Voor de zorgketen heeft het tijdig betrekken van de familie een tweeledig effect. Op korte termijn stijgt de werkdruk en daalt de efficiëntie. Er gaat veel tijd en aandacht zitten in het afwegen van individuele belangen en wensen. Op lange termijn is het effect echter positief: er worden geen of minder patiënten ‘gecreëerd’ in de slibstream van het helpen van de primaire patiënt. Een onmeetbaar bijverschijnsel, wat opvalt in de praktijk, is dat de familieleden aangeven meer vertrouwen te krijgen in de zorg als geheel.
Hoge maatschappelijke eisen
De huidige maatschappij stelt in toenemende mate hoge eisen. Dit uit in onrealistische verwachtingen en eenzijdig afgewogen verzoeken, die op lange termijn meer schaden dan baten. Hierin speelt vaak de familie een sleutelrol, als het op individueel patiënte niveau bekeken moet worden.
“Tegenwoordig hoeft toch niemand meer pijn te lijden!” Is een vaak gehoorde uitspraak, of beter, eisende schreeuw om hulp. Pijnstilling voor bijvoorbeeld chronische artroseklachten biedt zelden voldoende verlichting. Wanneer hiervoor opioïden (waaronder morfine en het beruchte oxycodon) worden gebruikt, vergroot men het risico op ongelukken zoals vallen. Voor ouderen is dit een ernstig gevaar: een val kan lijden tot veel meer pijn en gaat gepaard met een lange lijdensweg, die vaak gemakshalve vergeten.
Het kost dus tijd om al die verschillende belangen in kaart te brengen en met elkaar te bespreken. Dit kost geld en daar gaat de discussie dan vaak snel over. Uiteindelijk wordt vaak geroepen dat het ‘rendement’ van deze exercitie hoog genoeg moet zijn. De hamvraag moet zijn, als iedereen zoveel moeite steekt in het verdedigen en behartigen van belangen, wie zorgt er dan nog echt voor de patiënt?

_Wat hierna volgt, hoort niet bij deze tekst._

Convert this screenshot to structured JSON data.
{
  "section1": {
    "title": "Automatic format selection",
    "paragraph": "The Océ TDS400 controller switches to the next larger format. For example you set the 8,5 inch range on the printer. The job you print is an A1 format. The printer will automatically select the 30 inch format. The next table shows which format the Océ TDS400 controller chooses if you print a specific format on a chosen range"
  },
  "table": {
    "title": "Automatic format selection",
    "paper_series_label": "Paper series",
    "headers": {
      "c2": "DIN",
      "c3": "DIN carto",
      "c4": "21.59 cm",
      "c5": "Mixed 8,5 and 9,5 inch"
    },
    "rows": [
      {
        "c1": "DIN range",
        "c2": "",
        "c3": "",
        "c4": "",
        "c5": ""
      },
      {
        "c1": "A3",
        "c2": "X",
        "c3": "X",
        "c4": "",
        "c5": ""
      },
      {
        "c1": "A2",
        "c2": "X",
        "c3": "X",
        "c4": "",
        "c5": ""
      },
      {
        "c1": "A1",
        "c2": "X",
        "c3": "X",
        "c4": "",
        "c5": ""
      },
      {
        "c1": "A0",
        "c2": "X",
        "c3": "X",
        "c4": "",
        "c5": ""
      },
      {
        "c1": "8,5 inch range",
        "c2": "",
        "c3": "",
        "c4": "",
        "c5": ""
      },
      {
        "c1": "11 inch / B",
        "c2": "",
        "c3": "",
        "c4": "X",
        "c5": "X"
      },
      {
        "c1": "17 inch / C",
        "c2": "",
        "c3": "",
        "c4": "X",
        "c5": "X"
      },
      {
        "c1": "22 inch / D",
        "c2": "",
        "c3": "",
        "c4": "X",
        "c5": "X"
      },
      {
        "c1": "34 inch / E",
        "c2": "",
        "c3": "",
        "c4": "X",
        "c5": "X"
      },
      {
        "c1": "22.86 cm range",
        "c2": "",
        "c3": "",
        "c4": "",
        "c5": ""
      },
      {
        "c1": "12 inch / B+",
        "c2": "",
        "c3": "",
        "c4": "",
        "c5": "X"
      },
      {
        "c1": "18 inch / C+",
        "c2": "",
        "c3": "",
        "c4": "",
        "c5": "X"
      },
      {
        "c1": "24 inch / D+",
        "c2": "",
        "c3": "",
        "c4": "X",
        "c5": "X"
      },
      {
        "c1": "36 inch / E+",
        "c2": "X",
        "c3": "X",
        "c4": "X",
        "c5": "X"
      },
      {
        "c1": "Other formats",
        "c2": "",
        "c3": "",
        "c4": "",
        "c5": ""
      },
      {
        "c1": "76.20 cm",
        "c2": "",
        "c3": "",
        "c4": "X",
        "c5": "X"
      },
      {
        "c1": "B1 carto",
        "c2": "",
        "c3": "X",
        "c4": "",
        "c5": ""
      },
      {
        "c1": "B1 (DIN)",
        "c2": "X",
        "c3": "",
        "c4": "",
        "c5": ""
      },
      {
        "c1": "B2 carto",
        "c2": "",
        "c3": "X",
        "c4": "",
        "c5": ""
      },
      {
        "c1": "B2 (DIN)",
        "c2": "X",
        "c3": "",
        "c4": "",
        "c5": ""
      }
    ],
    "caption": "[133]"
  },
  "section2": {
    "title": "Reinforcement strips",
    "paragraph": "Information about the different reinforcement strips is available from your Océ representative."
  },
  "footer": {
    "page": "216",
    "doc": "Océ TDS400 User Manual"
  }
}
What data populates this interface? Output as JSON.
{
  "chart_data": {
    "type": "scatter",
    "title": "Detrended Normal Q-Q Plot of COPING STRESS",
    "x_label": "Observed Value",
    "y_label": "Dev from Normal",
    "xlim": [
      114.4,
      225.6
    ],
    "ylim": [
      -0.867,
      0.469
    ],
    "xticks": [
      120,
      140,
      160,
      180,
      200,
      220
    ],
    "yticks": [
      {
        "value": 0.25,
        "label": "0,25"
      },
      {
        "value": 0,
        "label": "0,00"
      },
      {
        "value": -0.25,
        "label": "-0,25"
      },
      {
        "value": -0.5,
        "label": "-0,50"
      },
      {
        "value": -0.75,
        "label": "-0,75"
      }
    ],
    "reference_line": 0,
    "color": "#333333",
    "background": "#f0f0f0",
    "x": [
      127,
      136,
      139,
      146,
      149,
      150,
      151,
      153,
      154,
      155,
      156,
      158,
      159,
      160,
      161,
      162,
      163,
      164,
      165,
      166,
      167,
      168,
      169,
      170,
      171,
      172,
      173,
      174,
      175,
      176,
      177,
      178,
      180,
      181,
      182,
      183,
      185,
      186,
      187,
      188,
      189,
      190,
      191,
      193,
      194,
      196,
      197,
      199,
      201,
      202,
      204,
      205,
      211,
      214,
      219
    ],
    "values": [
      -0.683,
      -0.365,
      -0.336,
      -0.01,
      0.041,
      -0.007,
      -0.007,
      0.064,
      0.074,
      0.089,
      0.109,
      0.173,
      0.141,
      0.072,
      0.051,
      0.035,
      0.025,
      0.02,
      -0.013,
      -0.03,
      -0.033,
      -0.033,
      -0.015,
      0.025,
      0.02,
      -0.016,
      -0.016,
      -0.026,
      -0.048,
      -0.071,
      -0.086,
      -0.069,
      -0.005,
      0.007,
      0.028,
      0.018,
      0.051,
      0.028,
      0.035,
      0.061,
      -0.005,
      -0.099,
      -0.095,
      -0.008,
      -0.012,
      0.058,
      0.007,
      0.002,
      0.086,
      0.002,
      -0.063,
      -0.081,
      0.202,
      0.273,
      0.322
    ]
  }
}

Kostenbeheersing in het netwerk
In de industrie is al lang aangetoond dat het samenbrengen van alle belangen kan leiden tot (grote) kostenbesparingen. Dagelijkse kost voor de supplychainmanager, maar een relatief nieuw begrip in de zorg. Door ieders wensen goed af te wegen, in overleg keuzes te maken en een plan te maken voor de gehele zorgketen, kan verspilling verminderd worden, wachttijden verkort en de kwaliteit van zorg verbeterd.
Vanuit het denken in processen en netwerken klinkt dat logisch, maar wordt in de praktijk niet altijd zo gevoeld. Door verschillende (perverse) prikkels in het systeem is het makkelijker en gunstiger voor jezelf te kiezen dan voor elkaar. Binnen de nieuwe zorg zullen we dus schakels in het zorgnetwerk moeten laten aansluiten, niet alleen door de processen te beschouwen, maar ook de belangen te delen.
Dat artsen hier een essentiële rol in kunnen vervullen moge duidelijk zijn. Zij zijn immers in essentie de supplychainmanager binnen de zorg.